全国女性税理士連盟は、配偶者控除及び配偶者特別控除を廃止し、基礎控除の増額を要望する。

配偶者控除は、片働き世帯の妻のいわゆる内助の功への配慮として1961年に扶養控除から独立して別個の所得控除として設けられた。しかし、現状では以下の理由により廃止する時期に来ている。

1. 憲法における両性の本質的平等

憲法第24条は「個人の尊厳と両性の本質的平等」を定めている。これに立脚して、民法は夫婦間における協力扶助義務(民法第752条)を定めている。夫婦は一方が一方を扶養する関係ではなく、対等の立場で互いに協力して生活を営むものであり、今日、社会的にも男女共同参画が推進されている。
 夫婦間に関係する今後の税制は、この認識に立って構築されるべきである。

2. 働き方改革や家族のあり方をめぐる大きな構造変化

1980年には36%だった共働き世帯の割合が、2023年には72%となっており、女性の社会進出等、経済社会における大きな構造変化がおきている。
 今日においてはもはや専業主婦が内助の功として評価される時代ではなくなってきている。
 したがって、専業主婦・内助の功を背景とした配偶者控除等は時代遅れといえる。

3. 就業調整による女性の能力の活用の減殺・人手不足の助長による社会的損失

パート勤務妻の収入は9割程度が150万円未満に分布しており、何らかの就業調整をしていると考えられる。
 就業調整の要因としては、社会保険や家族手当など様々なものがあるが、配偶者控除等もその一因であると考えられる。
 就業調整は女性の低賃金化を招き、たとえ時給が上がっても総収入を増やさない結果をもたらし、経済的自立の妨げになるばかりか、女性のキャリア形成を阻み、人材を有効に活用できないことで社会的にも損失となる。

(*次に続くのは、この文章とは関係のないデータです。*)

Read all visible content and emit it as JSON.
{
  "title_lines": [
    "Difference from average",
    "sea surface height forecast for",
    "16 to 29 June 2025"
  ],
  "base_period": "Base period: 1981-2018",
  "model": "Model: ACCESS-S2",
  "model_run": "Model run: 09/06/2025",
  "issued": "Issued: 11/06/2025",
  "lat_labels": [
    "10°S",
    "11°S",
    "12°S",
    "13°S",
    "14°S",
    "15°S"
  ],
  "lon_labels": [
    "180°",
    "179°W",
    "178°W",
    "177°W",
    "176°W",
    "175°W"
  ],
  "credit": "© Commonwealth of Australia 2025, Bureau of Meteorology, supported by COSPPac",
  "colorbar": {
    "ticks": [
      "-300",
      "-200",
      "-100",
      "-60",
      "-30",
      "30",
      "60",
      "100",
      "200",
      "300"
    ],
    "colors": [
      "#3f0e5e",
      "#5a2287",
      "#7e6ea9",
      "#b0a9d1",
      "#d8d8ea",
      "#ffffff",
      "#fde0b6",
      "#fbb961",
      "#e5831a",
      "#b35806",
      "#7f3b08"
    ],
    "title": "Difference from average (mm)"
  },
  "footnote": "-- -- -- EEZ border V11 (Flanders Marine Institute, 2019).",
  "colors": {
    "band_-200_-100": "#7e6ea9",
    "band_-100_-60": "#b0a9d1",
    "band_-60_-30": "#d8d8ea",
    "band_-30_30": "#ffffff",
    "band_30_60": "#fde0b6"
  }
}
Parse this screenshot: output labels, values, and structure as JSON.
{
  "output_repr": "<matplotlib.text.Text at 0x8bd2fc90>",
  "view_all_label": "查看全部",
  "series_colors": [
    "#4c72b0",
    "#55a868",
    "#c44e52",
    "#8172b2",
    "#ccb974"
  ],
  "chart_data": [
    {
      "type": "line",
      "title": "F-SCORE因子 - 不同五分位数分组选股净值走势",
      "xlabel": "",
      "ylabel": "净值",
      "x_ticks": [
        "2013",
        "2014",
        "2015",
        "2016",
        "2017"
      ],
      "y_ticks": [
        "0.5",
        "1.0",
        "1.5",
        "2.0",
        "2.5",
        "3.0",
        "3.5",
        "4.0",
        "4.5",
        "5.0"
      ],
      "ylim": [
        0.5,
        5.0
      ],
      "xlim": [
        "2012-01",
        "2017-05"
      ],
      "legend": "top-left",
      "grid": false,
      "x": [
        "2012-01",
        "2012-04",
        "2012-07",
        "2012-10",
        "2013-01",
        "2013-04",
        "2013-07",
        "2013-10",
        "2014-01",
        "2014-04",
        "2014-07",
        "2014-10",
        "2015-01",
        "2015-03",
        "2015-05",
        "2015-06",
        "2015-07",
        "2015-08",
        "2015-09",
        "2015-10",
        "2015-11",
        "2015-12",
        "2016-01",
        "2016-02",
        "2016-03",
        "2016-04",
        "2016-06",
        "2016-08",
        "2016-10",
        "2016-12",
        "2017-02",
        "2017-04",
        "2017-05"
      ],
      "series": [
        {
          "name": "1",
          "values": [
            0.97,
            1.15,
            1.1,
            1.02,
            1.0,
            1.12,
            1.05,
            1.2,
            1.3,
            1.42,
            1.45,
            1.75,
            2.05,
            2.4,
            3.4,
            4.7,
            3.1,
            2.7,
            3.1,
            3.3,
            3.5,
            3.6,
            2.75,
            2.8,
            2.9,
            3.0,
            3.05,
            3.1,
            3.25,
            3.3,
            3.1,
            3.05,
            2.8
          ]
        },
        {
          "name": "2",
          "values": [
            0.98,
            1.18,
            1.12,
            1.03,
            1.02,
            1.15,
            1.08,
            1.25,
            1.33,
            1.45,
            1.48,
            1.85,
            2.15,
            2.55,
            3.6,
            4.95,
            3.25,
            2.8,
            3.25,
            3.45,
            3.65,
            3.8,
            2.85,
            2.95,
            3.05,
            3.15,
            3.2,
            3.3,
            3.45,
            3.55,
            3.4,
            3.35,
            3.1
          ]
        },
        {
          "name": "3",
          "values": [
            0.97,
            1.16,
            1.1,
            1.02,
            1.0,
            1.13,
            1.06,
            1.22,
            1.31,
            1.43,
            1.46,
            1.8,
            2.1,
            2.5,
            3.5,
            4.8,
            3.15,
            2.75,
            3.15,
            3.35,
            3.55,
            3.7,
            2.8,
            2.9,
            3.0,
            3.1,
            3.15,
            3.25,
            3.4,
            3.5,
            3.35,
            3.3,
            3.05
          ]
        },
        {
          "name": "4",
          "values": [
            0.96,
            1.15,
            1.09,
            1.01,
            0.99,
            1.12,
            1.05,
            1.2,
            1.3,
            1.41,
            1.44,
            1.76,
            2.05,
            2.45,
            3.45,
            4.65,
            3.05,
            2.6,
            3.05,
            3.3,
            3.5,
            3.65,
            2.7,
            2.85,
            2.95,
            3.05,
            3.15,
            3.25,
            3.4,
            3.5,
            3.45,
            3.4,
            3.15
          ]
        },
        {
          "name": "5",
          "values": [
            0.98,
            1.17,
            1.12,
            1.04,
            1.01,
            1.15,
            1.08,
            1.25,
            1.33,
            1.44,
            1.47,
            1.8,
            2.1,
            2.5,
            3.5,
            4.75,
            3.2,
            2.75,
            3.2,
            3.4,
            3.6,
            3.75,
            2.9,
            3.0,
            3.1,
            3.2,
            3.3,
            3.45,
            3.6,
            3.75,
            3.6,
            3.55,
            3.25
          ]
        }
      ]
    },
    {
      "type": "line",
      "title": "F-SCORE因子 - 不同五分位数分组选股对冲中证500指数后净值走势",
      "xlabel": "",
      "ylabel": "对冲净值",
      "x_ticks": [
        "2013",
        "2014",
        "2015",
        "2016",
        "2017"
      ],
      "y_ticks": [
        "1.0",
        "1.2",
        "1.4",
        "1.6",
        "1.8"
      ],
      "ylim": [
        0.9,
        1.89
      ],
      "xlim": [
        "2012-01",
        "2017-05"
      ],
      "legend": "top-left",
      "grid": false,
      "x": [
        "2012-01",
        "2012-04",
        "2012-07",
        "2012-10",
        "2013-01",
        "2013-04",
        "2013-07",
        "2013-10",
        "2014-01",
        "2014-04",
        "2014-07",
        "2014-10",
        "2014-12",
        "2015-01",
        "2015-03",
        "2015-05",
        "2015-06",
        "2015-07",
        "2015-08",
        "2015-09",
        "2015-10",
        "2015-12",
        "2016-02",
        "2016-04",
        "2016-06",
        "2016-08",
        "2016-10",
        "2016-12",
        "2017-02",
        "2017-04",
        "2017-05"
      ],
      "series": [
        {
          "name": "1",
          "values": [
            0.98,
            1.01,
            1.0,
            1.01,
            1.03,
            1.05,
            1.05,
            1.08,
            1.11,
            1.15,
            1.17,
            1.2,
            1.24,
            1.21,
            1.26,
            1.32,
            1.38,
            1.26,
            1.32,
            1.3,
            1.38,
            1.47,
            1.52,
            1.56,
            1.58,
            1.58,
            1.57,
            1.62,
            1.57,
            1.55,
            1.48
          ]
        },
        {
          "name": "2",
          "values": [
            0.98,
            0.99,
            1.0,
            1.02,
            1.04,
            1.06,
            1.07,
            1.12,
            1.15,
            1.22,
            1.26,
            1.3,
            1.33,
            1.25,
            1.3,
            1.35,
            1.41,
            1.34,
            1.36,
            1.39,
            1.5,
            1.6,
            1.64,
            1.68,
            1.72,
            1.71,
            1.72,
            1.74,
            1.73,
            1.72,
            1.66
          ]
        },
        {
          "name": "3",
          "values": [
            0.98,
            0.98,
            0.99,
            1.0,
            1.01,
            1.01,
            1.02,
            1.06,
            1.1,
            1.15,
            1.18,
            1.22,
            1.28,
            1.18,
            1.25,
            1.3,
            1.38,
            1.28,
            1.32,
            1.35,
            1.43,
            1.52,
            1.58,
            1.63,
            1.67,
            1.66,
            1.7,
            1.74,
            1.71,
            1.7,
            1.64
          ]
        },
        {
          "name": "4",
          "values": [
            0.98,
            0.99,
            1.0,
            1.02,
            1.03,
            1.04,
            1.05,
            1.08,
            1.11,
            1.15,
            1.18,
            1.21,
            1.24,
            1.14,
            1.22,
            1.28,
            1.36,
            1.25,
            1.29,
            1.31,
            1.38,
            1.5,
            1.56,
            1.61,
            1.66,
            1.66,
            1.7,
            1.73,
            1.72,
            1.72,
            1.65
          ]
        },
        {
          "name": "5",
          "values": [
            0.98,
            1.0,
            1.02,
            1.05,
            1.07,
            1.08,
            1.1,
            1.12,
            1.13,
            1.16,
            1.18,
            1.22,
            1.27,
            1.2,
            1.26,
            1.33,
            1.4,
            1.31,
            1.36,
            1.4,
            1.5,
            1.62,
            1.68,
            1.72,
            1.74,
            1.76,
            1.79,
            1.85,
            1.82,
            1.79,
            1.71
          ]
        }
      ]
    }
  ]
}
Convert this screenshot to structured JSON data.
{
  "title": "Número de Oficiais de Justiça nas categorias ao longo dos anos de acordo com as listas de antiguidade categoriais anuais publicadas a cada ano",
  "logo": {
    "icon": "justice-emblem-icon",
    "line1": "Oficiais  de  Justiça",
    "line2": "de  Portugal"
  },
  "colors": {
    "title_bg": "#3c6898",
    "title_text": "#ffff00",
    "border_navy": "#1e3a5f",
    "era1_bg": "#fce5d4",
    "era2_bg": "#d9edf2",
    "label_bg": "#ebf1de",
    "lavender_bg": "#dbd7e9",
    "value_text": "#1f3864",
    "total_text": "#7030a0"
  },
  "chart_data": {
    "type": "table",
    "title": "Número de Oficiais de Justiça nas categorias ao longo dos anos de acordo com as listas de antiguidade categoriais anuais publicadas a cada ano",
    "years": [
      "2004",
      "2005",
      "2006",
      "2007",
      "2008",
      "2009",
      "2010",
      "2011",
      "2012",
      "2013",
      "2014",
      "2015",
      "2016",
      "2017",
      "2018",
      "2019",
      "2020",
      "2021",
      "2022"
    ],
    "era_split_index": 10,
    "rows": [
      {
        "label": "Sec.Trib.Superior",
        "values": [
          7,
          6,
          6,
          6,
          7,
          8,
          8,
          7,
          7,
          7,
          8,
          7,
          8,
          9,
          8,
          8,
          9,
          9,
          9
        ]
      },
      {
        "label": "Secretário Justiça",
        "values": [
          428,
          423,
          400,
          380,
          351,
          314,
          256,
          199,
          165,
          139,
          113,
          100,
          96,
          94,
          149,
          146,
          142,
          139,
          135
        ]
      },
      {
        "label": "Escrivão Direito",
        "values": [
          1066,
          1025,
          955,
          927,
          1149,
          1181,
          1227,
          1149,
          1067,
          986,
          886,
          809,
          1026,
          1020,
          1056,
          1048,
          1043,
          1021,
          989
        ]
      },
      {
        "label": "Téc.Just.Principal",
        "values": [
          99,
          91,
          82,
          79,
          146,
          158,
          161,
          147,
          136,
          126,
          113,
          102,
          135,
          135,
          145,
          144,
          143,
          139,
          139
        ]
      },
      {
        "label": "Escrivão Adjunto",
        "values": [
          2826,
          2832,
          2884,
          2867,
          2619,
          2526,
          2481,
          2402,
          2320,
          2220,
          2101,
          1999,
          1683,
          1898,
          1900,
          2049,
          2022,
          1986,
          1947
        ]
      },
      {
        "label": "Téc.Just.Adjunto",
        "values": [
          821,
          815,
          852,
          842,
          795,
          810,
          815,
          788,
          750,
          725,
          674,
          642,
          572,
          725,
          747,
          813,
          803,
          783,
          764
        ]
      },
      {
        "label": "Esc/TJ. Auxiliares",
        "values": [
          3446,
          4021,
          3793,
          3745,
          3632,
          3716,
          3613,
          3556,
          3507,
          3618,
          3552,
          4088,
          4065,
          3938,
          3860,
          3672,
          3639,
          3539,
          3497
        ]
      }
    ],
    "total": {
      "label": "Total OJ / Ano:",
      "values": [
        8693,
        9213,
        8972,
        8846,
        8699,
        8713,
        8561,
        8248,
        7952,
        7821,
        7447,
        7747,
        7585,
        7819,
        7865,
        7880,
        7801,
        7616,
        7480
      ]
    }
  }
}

4. 配偶者控除等を廃止し、基礎控除を増額すべきである

基礎控除額を増額すれば、働いた妻本人の税額軽減につながり、労働意欲の向上にもつながると考える。
 世帯を単位とした配偶者控除等を適用して夫の税金を減少させるのではなく、個人を単位とした税制に近づくことになる。
 少子高齢化により生産年齢人口が減少する中、将来の日本を支えるためには女性の能力の活用が今後ますます重要になる。
 また、共働き世帯と片働き世帯との公平性及び多様なライフスタイルの選択上の中立性を図る必要がある。女性のさらなる社会進出を促すためにも、その阻害要因の一つとなっている配偶者控除等は廃止し、個人単位課税を基本として基礎控除額を少なくとも生活扶助基準額(約100万円)※以上に引き上げるべきである。
 なお、配偶者控除等の廃止にあたっては、子育てや介護をしながらでも働くことができるような労働環境の整備、男女共同参画社会のさらなる推進、社会保障等の充実もあわせて実施されたい。